Popatrzył pytająco na nieznajomego, ale ten jakoś nie spieszył się z podaniem swego nazwiska.
— No, to ja już idę… — powiedział inżynier po chwili. — A ty wozu nie ruszaj! — pogroził synowi palcem, ale ton głosu nie był zbyt srogi.
— Twój ojciec dokąd poszedł? — zapytał nieznajomy, patrząc za znikającym wgłębi budynku inżynierem.
— Ma tam jakieś kłopoty na linii ciągłego wytopu. Ale da sobie radę…
— Też jakieś maszyny?…
— Jasne!
— Twój ojciec tu pracuje?
— Jest naczelnym inżynierem — powiedział chłopiec z dumą. — Niech pan nie myśli, że ja go nie kocham — począł się niespodziewanie usprawiedliwiać. — Tylko nie znoszę, jak nudzi i wtrąca się do moich spraw osobistych…
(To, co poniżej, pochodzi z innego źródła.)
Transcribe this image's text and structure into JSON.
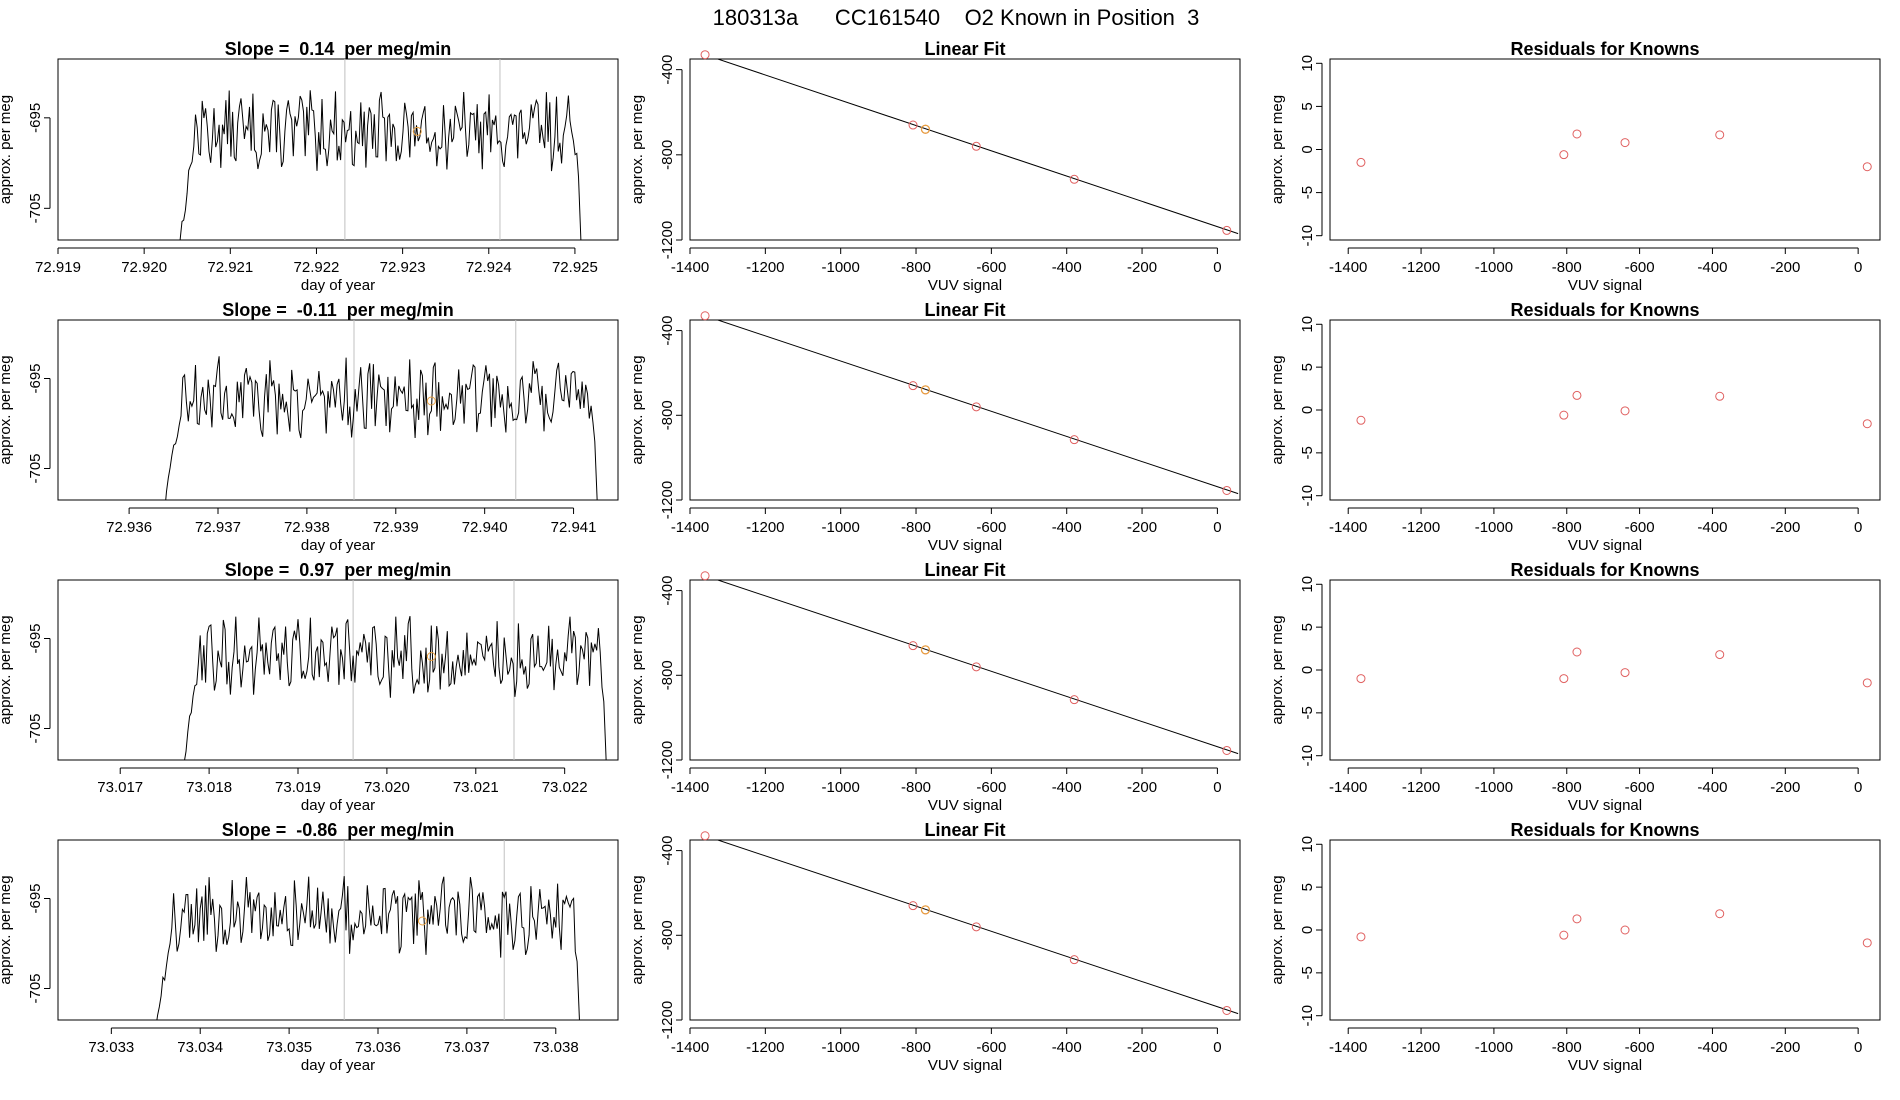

— Ojciec wie, co robi — rzekł nieznajomy z powagą.
— On wie swoje, a ja swoje. Czy w każdym głupstwie mam mu rację przyznawać?
— Czcij ojca swego i matkę swoją…
— Wiem. Kto powiedział, że go nie szanuję? Ale mnie diabli biorą, gdy zrzędzi.
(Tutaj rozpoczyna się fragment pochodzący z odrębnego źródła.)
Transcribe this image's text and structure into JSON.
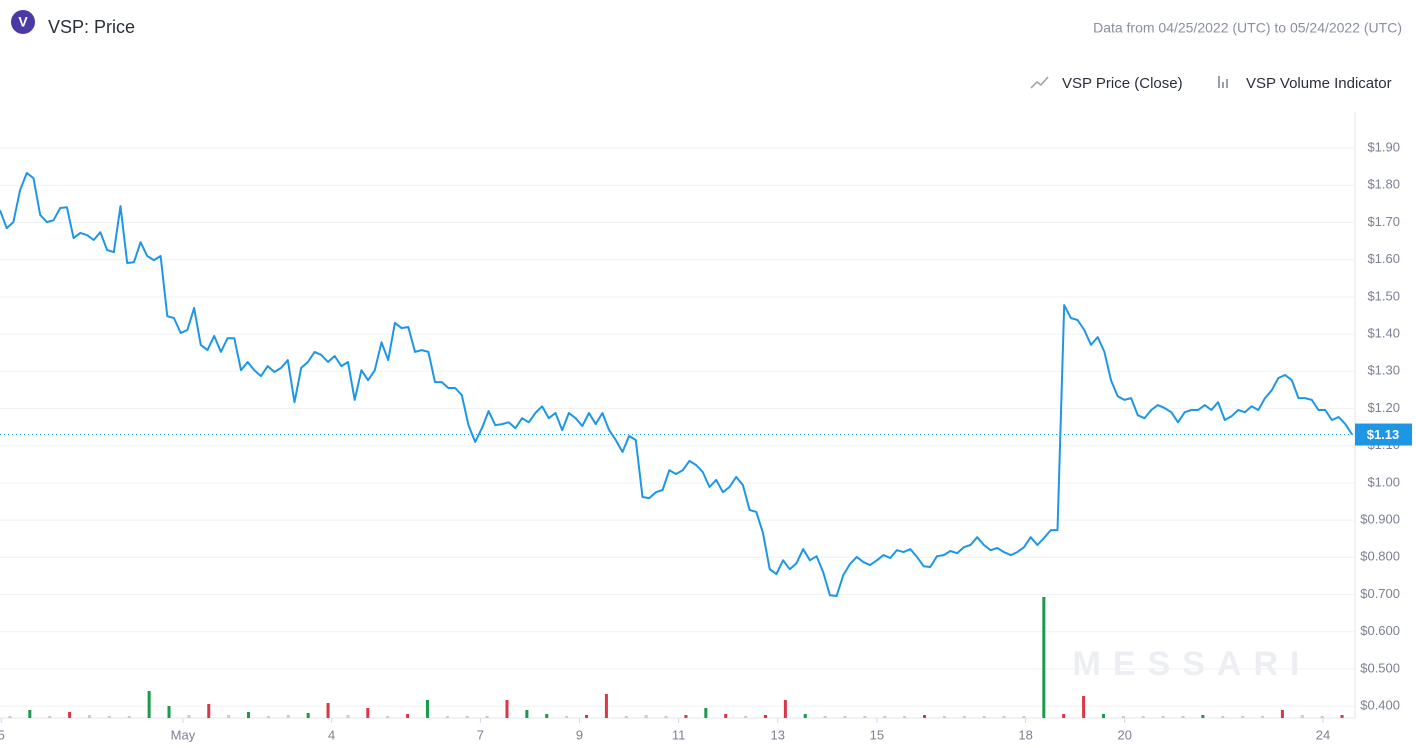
{
  "chart_data": {
    "type": "line",
    "title": "VSP: Price",
    "logo_letter": "V",
    "subtitle": "Data from 04/25/2022 (UTC) to 05/24/2022 (UTC)",
    "watermark": "MESSARI",
    "legend_position": "top-right",
    "grid": true,
    "xlim": [
      "2022-04-27T07:25",
      "2022-05-24T15:30"
    ],
    "xticks": [
      {
        "value": "2022-04-27T08:00",
        "label": "5"
      },
      {
        "value": "2022-05-01",
        "label": "May"
      },
      {
        "value": "2022-05-04",
        "label": "4"
      },
      {
        "value": "2022-05-07",
        "label": "7"
      },
      {
        "value": "2022-05-09",
        "label": "9"
      },
      {
        "value": "2022-05-11",
        "label": "11"
      },
      {
        "value": "2022-05-13",
        "label": "13"
      },
      {
        "value": "2022-05-15",
        "label": "15"
      },
      {
        "value": "2022-05-18",
        "label": "18"
      },
      {
        "value": "2022-05-20",
        "label": "20"
      },
      {
        "value": "2022-05-24",
        "label": "24"
      }
    ],
    "ylim": [
      0.368,
      1.997
    ],
    "yticks": [
      {
        "value": 1.9,
        "label": "$1.90"
      },
      {
        "value": 1.8,
        "label": "$1.80"
      },
      {
        "value": 1.7,
        "label": "$1.70"
      },
      {
        "value": 1.6,
        "label": "$1.60"
      },
      {
        "value": 1.5,
        "label": "$1.50"
      },
      {
        "value": 1.4,
        "label": "$1.40"
      },
      {
        "value": 1.3,
        "label": "$1.30"
      },
      {
        "value": 1.2,
        "label": "$1.20"
      },
      {
        "value": 1.1,
        "label": "$1.10"
      },
      {
        "value": 1.0,
        "label": "$1.00"
      },
      {
        "value": 0.9,
        "label": "$0.900"
      },
      {
        "value": 0.8,
        "label": "$0.800"
      },
      {
        "value": 0.7,
        "label": "$0.700"
      },
      {
        "value": 0.6,
        "label": "$0.600"
      },
      {
        "value": 0.5,
        "label": "$0.500"
      },
      {
        "value": 0.4,
        "label": "$0.400"
      }
    ],
    "current_price": {
      "value": 1.13,
      "label": "$1.13"
    },
    "y2lim": [
      0,
      606
    ],
    "series": [
      {
        "name": "VSP Price (Close)",
        "color": "#1e96e6",
        "values": [
          1.733,
          1.685,
          1.701,
          1.787,
          1.833,
          1.819,
          1.72,
          1.701,
          1.706,
          1.739,
          1.741,
          1.658,
          1.672,
          1.666,
          1.653,
          1.674,
          1.626,
          1.62,
          1.744,
          1.591,
          1.593,
          1.647,
          1.61,
          1.599,
          1.61,
          1.448,
          1.443,
          1.403,
          1.411,
          1.47,
          1.371,
          1.357,
          1.395,
          1.352,
          1.389,
          1.389,
          1.303,
          1.325,
          1.303,
          1.287,
          1.314,
          1.298,
          1.309,
          1.33,
          1.217,
          1.309,
          1.325,
          1.352,
          1.344,
          1.325,
          1.341,
          1.314,
          1.325,
          1.223,
          1.303,
          1.276,
          1.303,
          1.378,
          1.33,
          1.43,
          1.416,
          1.419,
          1.352,
          1.357,
          1.352,
          1.271,
          1.271,
          1.255,
          1.255,
          1.236,
          1.155,
          1.11,
          1.147,
          1.193,
          1.155,
          1.158,
          1.163,
          1.147,
          1.174,
          1.163,
          1.188,
          1.206,
          1.174,
          1.188,
          1.142,
          1.188,
          1.174,
          1.153,
          1.188,
          1.158,
          1.188,
          1.142,
          1.115,
          1.083,
          1.126,
          1.115,
          0.962,
          0.959,
          0.975,
          0.981,
          1.034,
          1.024,
          1.034,
          1.059,
          1.048,
          1.029,
          0.989,
          1.008,
          0.975,
          0.989,
          1.016,
          0.994,
          0.927,
          0.922,
          0.865,
          0.768,
          0.755,
          0.792,
          0.768,
          0.784,
          0.822,
          0.792,
          0.803,
          0.76,
          0.698,
          0.696,
          0.752,
          0.782,
          0.801,
          0.787,
          0.779,
          0.792,
          0.806,
          0.798,
          0.819,
          0.814,
          0.822,
          0.801,
          0.776,
          0.774,
          0.803,
          0.806,
          0.817,
          0.811,
          0.827,
          0.833,
          0.854,
          0.833,
          0.819,
          0.825,
          0.814,
          0.806,
          0.814,
          0.827,
          0.854,
          0.833,
          0.852,
          0.873,
          0.873,
          1.478,
          1.443,
          1.438,
          1.411,
          1.371,
          1.392,
          1.352,
          1.276,
          1.233,
          1.223,
          1.228,
          1.182,
          1.174,
          1.196,
          1.209,
          1.201,
          1.19,
          1.163,
          1.19,
          1.196,
          1.196,
          1.209,
          1.196,
          1.217,
          1.169,
          1.179,
          1.196,
          1.19,
          1.206,
          1.196,
          1.228,
          1.249,
          1.282,
          1.29,
          1.276,
          1.228,
          1.228,
          1.223,
          1.196,
          1.196,
          1.169,
          1.177,
          1.158,
          1.13
        ]
      },
      {
        "name": "VSP Volume Indicator",
        "axis": "y2",
        "type": "bar",
        "values": [
          2,
          8,
          2,
          6,
          3,
          2,
          2,
          27,
          12,
          3,
          14,
          3,
          6,
          2,
          3,
          5,
          15,
          3,
          10,
          2,
          4,
          18,
          2,
          2,
          2,
          18,
          8,
          4,
          2,
          3,
          24,
          2,
          3,
          2,
          3,
          10,
          4,
          2,
          3,
          18,
          4,
          2,
          2,
          2,
          2,
          2,
          3,
          2,
          2,
          2,
          2,
          2,
          121,
          4,
          22,
          4,
          2,
          2,
          2,
          2,
          3,
          2,
          2,
          2,
          8,
          3,
          2,
          3
        ],
        "colors": [
          "#c9cad3",
          "#1a9a4a",
          "#c9cad3",
          "#d9364a",
          "#c9cad3",
          "#c9cad3",
          "#c9cad3",
          "#1a9a4a",
          "#1a9a4a",
          "#c9cad3",
          "#d9364a",
          "#c9cad3",
          "#1a9a4a",
          "#c9cad3",
          "#c9cad3",
          "#1a9a4a",
          "#d9364a",
          "#c9cad3",
          "#d9364a",
          "#c9cad3",
          "#d9364a",
          "#1a9a4a",
          "#c9cad3",
          "#c9cad3",
          "#c9cad3",
          "#d9364a",
          "#1a9a4a",
          "#1a9a4a",
          "#c9cad3",
          "#d9364a",
          "#d9364a",
          "#c9cad3",
          "#c9cad3",
          "#c9cad3",
          "#d9364a",
          "#1a9a4a",
          "#d9364a",
          "#c9cad3",
          "#d9364a",
          "#d9364a",
          "#1a9a4a",
          "#c9cad3",
          "#c9cad3",
          "#c9cad3",
          "#c9cad3",
          "#c9cad3",
          "#d9364a",
          "#c9cad3",
          "#c9cad3",
          "#c9cad3",
          "#c9cad3",
          "#c9cad3",
          "#1a9a4a",
          "#d9364a",
          "#d9364a",
          "#1a9a4a",
          "#c9cad3",
          "#c9cad3",
          "#c9cad3",
          "#c9cad3",
          "#1a9a4a",
          "#c9cad3",
          "#c9cad3",
          "#c9cad3",
          "#d9364a",
          "#c9cad3",
          "#c9cad3",
          "#d9364a"
        ]
      }
    ]
  }
}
Chłopiec wstał i rozsunął czaszę dachu. Dłuższą chwilę patrzył w górę, ponad pobliską walcowatą budowlę.
— A do pana mam prośbę— zmienił temat. — Czy chce pan wziąć udział w pewnej zabawie?
— Zabawie? — zdziwił się nieznajomy. Chłopiec znów spojrzał w górę.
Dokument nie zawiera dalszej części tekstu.